Me enteré de la identidad real de uno de aquellos magos: era Paco Fernández Pozar, tristemente desaparecido hace años, y es que me lo chivaron mis padres; presumo que los otros dos eran de su misma promoción de Magisterio.
Esa fue la primera vez que vi, toqué y luego utilicé este chisme maravilloso que hasta el día de hoy nadie ha podido reemplazar ni eliminar.

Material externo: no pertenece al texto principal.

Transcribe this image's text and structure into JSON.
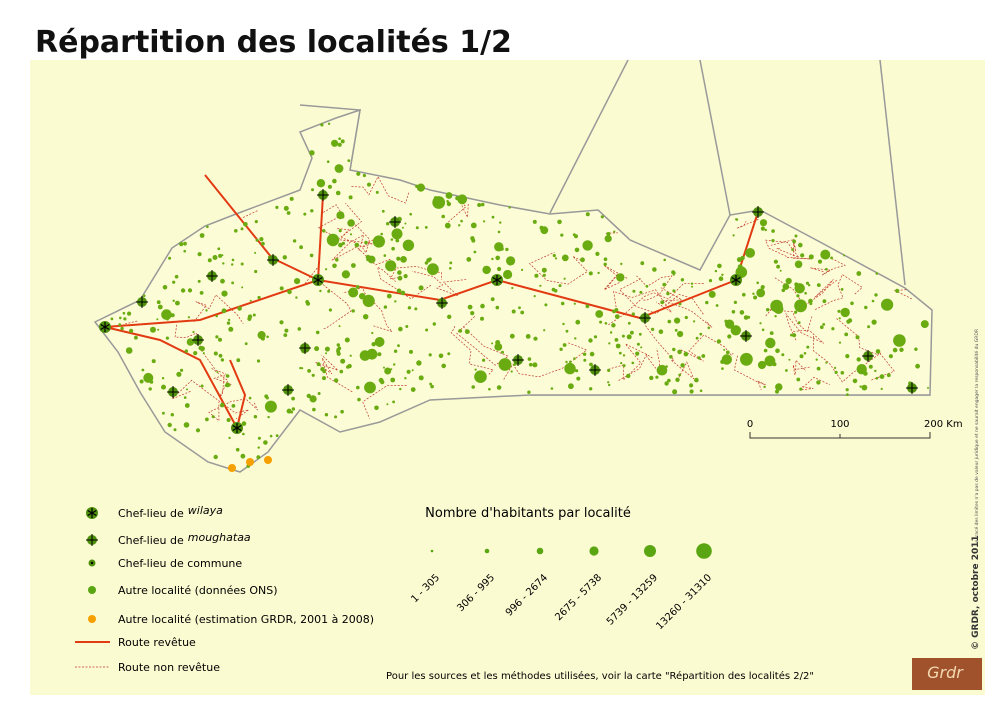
{
  "title": "Répartition des localités 1/2",
  "legend": {
    "items": [
      {
        "label": "Chef-lieu de",
        "emphasis": "wilaya"
      },
      {
        "label": "Chef-lieu de",
        "emphasis": "moughataa"
      },
      {
        "label": "Chef-lieu de commune"
      },
      {
        "label": "Autre localité (données ONS)"
      },
      {
        "label": "Autre localité (estimation GRDR, 2001 à 2008)"
      },
      {
        "label": "Route revêtue"
      },
      {
        "label": "Route non revêtue"
      }
    ]
  },
  "size_legend": {
    "title": "Nombre d'habitants par localité",
    "classes": [
      "1 - 305",
      "306 - 995",
      "996 - 2674",
      "2675 - 5738",
      "5739 - 13259",
      "13260 - 31310"
    ]
  },
  "scale_bar": {
    "labels": [
      "0",
      "100",
      "200 Km"
    ]
  },
  "note": "Pour les sources et les méthodes utilisées, voir la carte \"Répartition des localités 2/2\"",
  "credit": "© GRDR, octobre 2011",
  "disclaimer": "Le tracé des limites n'a pas de valeur juridique et ne saurait engager la responsabilité du GRDR",
  "logo": "Grdr"
}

Y es que, con anterioridad, escribir podía convertirse en un tremendo trabajo, problemático y difícil. Sí, pues si no se hacía con lápiz, que se podía borrar, había que hacerlo con tinta… Ahí estaba el tormento chino ‑nunca mejor dicho‑. En principio, habíase de preparar la tinta; para ello se adquirían unas pastillas que se disolvían en litros de agua y, ¡voilá!, ya había tinta lista para todo el mundo. Se distribuía la cantidad individual en unos recipientes (tinteros, por su utilidad) de baquelita, que estaban imbricados en aquellos pupitres largos y duales (parejas de hecho, indisolubles), de robusta madera. Lo cual generaba casi siempre el derrame accidental del líquido, manchas ya indelebles que se transmitían de generación en generación y que aumentaban, porque los golpes en los pupitres hacían saltar recipiente y contenido, con el jolgorio general. Así que se generaba el clásico ciclo de “acción-reacción”, acción derrame de tinta-reacción castigo del maestro (y no maestra, que ellas quedaron para parvulitos). Lo dicho, un martirio.

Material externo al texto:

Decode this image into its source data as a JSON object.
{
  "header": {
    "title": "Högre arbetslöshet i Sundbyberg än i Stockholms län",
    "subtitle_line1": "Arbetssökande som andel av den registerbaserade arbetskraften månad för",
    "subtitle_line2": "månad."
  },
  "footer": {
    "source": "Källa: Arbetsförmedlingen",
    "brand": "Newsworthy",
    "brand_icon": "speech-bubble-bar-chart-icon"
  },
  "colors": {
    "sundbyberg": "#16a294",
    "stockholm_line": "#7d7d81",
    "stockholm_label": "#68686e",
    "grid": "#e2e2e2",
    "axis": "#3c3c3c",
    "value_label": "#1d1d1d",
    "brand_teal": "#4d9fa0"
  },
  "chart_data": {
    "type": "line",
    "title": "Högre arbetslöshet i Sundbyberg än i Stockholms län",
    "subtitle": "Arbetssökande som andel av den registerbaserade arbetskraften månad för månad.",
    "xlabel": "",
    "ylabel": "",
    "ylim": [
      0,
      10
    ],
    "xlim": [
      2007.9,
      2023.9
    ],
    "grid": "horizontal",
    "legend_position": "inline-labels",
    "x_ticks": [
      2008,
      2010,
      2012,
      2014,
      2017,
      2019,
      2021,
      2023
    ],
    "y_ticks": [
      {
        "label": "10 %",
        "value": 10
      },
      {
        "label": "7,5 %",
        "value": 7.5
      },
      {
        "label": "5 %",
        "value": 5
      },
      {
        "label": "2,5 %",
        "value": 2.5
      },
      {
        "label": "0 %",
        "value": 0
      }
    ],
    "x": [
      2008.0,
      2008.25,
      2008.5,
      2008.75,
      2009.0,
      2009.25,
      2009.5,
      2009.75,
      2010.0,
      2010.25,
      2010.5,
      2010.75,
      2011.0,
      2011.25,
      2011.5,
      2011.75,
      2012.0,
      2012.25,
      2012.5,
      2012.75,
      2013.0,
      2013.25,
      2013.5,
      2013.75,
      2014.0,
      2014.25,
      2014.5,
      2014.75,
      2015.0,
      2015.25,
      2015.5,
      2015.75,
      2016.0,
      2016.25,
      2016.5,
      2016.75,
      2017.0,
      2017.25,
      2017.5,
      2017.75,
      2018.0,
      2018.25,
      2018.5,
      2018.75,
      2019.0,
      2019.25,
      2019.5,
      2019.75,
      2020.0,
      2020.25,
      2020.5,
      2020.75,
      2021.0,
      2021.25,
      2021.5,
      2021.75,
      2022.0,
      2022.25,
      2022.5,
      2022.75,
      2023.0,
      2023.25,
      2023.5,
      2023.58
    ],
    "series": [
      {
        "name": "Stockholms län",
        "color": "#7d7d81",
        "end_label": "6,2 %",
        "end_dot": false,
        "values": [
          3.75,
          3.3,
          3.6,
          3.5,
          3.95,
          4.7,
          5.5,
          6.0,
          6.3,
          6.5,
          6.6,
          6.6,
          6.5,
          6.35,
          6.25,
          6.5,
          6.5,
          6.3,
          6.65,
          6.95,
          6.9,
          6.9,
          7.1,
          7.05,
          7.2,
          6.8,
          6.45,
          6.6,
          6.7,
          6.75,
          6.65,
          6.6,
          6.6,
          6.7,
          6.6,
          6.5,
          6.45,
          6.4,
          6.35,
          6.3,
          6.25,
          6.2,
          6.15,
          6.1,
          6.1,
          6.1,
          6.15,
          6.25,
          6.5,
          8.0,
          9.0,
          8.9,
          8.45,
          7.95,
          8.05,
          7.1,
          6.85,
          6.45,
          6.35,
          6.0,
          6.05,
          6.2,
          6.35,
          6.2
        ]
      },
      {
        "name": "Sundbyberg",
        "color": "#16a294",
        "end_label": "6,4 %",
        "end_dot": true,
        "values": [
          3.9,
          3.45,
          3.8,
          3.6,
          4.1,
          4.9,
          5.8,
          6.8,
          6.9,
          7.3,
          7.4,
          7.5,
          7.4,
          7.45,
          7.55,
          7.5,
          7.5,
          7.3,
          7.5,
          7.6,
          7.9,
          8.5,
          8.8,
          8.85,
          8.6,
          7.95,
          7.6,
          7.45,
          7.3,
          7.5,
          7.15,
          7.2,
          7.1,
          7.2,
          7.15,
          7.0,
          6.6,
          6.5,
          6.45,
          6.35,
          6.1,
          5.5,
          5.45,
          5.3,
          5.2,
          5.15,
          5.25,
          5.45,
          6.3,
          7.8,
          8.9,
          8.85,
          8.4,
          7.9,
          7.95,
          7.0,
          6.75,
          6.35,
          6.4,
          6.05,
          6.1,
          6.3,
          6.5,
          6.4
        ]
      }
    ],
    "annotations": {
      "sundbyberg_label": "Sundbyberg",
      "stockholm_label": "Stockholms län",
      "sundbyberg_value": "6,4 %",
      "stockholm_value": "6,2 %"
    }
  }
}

Martirio que se prolongaba cuando, usando el plumín, se pretendía escribir en el cuaderno. Por lo general las puntas del plumín, malo con narices, no corrían, sino que se trababan en el papel, hincadas; y, en cuanto una de ellas o las dos se soltaban, salpicaban con finas gotitas toda la hoja, las manos y la cara del escribidor. Luego, los borrones en la línea copiada, por el derrame de la tinta que se había cargado en demasía en la pluma, que desbarataba todo el trabajo realizado. Mala cosa: a raspar con el trozo de cuchilla de afeitar o con la goma de borrar tinta y, si uno se entusiasmaba, calaba la hoja por el otro lado. Un desastre, pues.

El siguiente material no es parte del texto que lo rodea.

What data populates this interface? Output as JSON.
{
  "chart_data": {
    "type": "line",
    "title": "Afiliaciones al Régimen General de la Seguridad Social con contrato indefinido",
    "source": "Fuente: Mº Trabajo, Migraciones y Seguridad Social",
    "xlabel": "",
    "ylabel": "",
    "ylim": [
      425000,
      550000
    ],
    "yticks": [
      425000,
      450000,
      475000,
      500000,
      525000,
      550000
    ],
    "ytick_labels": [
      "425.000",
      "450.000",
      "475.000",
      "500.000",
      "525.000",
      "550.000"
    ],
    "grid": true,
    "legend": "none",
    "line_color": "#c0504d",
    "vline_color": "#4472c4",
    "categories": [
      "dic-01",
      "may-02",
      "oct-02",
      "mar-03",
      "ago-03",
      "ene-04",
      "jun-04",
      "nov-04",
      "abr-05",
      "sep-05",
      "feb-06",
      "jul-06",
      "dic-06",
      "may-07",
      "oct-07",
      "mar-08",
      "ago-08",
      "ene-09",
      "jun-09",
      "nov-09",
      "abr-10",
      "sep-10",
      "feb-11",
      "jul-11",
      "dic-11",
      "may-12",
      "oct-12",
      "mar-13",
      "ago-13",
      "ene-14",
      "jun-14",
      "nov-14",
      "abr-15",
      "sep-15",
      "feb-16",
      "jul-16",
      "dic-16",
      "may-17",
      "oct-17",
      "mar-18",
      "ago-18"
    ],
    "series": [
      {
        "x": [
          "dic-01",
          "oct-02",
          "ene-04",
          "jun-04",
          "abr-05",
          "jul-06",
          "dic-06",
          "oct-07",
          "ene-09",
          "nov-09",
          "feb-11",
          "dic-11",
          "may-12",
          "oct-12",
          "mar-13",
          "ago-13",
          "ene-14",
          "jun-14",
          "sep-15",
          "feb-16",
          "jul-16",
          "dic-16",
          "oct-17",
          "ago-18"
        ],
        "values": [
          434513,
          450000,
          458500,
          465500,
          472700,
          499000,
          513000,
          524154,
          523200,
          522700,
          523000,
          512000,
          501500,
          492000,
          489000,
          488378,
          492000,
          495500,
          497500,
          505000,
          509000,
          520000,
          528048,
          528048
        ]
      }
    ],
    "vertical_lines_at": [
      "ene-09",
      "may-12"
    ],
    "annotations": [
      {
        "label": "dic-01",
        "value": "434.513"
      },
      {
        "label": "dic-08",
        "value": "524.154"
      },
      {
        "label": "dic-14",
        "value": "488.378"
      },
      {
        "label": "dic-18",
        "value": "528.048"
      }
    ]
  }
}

En fin, todavía pienso cómo era posible que unos escolares, a temprana edad, pudiésemos hacer esa labor tan difícil. ¡Ahora quisiera yo ver a las huestes escolares metidas en tan arduas tareas! (Y, según algunos defensores del estado de las cosas actual, aquellos tiempos eran manifiestamente deficientes: ¡qué deducción tan sesuda!).
Por eso me han venido tales recuerdos al ir al despacho a pedir un simple bolígrafo BIC y empezar a escribir con el mismo tantos informes y documentos como ya tenemos que cumplimentar.
—¡Hágalo usted por el SÉNECA! —me espetarán. Pero les contesto:
—Cuando tenga al menos un ordenador de aula, que funcione a su debido tiempo y tenga sus periféricos.